1911 Encyclopædia Britannica/Clarke, Thomas Shields
|←Clarke, Samuel||1911 Encyclopædia Britannica, Volume 6
Clarke, Thomas Shields
|Clarke, William Branwhite→|
|See also Thomas Shields Clarke on Wikipedia; and our 1911 Encyclopædia Britannica disclaimer.|
CLARKE, THOMAS SHIELDS (1860– ), American artist, was born in Pittsburgh, Pennsylvania, on the 25th of April 1860, and graduated at Princeton in 1882. He was a pupil of the Art Students' League, New York, and of the École des Beaux-Arts, Paris, under J. L. Gérôme; later he entered the atelier of Dagnan-Bouveret, and, becoming interested in sculpture, worked for a while under Henri M. Chapu.

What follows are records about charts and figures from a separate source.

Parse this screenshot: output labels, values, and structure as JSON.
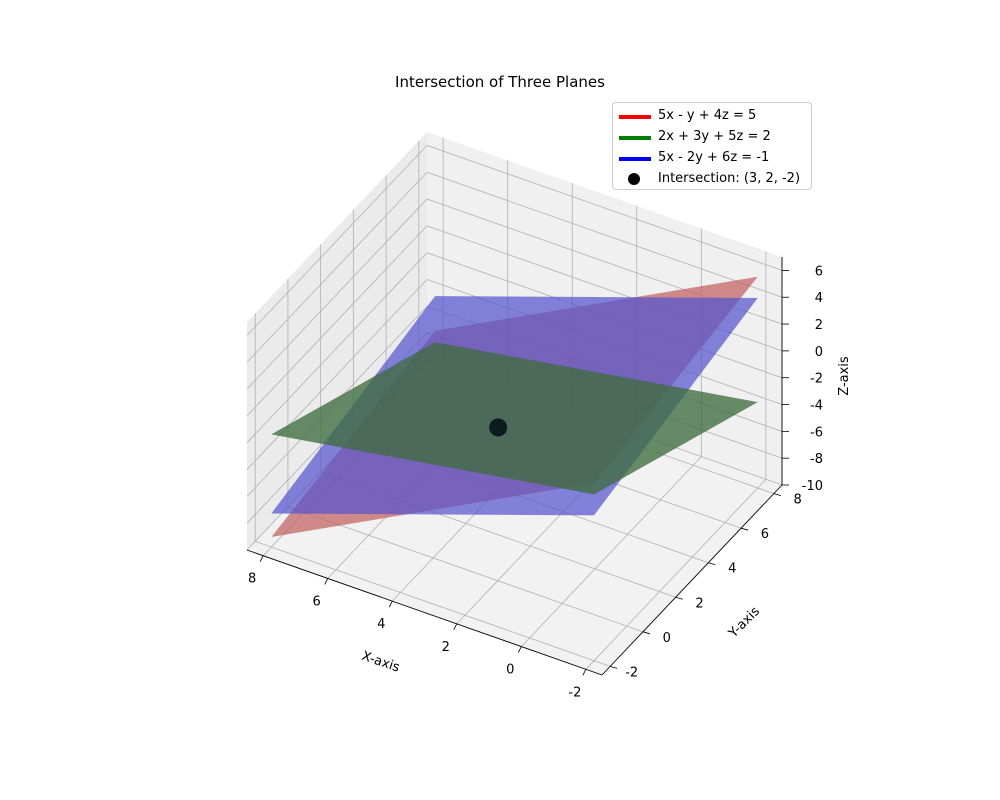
{
  "chart_data": {
    "type": "surface3d",
    "title": "Intersection of Three Planes",
    "xlabel": "X-axis",
    "ylabel": "Y-axis",
    "zlabel": "Z-axis",
    "xlim": [
      -2.5,
      8.5
    ],
    "ylim": [
      -2.5,
      8.5
    ],
    "zlim": [
      -10,
      7
    ],
    "xticks": [
      "-2",
      "0",
      "2",
      "4",
      "6",
      "8"
    ],
    "yticks": [
      "-2",
      "0",
      "2",
      "4",
      "6",
      "8"
    ],
    "zticks": [
      "-10",
      "-8",
      "-6",
      "-4",
      "-2",
      "0",
      "2",
      "4",
      "6"
    ],
    "grid": true,
    "legend_position": "top-right",
    "series": [
      {
        "name": "5x - y + 4z = 5",
        "color": "#ff0000",
        "fill": "#c06060"
      },
      {
        "name": "2x + 3y + 5z = 2",
        "color": "#008000",
        "fill": "#3f6b3f"
      },
      {
        "name": "5x - 2y + 6z = -1",
        "color": "#0000ff",
        "fill": "#5555d0"
      }
    ],
    "point": {
      "name": "Intersection: (3, 2, -2)",
      "x": 3,
      "y": 2,
      "z": -2,
      "color": "#000000"
    }
  }
}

As a sculptor, he received a medal of honor in Madrid for his "The Cider Press," now in the Golden Gate Park, San Francisco, California, and he made four caryatides of "The Seasons" for the Appellate Court House, New York. He designed an "Alma Mater" for Princeton University, and a model is in the library. Among his paintings are his "Night Market in Morocco" (Philadelphia Art Club), for which he received a medal at the International Exposition in Berlin in 1891, and his "A Fool's Fool," exhibited at the Salon in 1887 and now in the collection of the Pennsylvania Academy of Fine Arts, Philadelphia.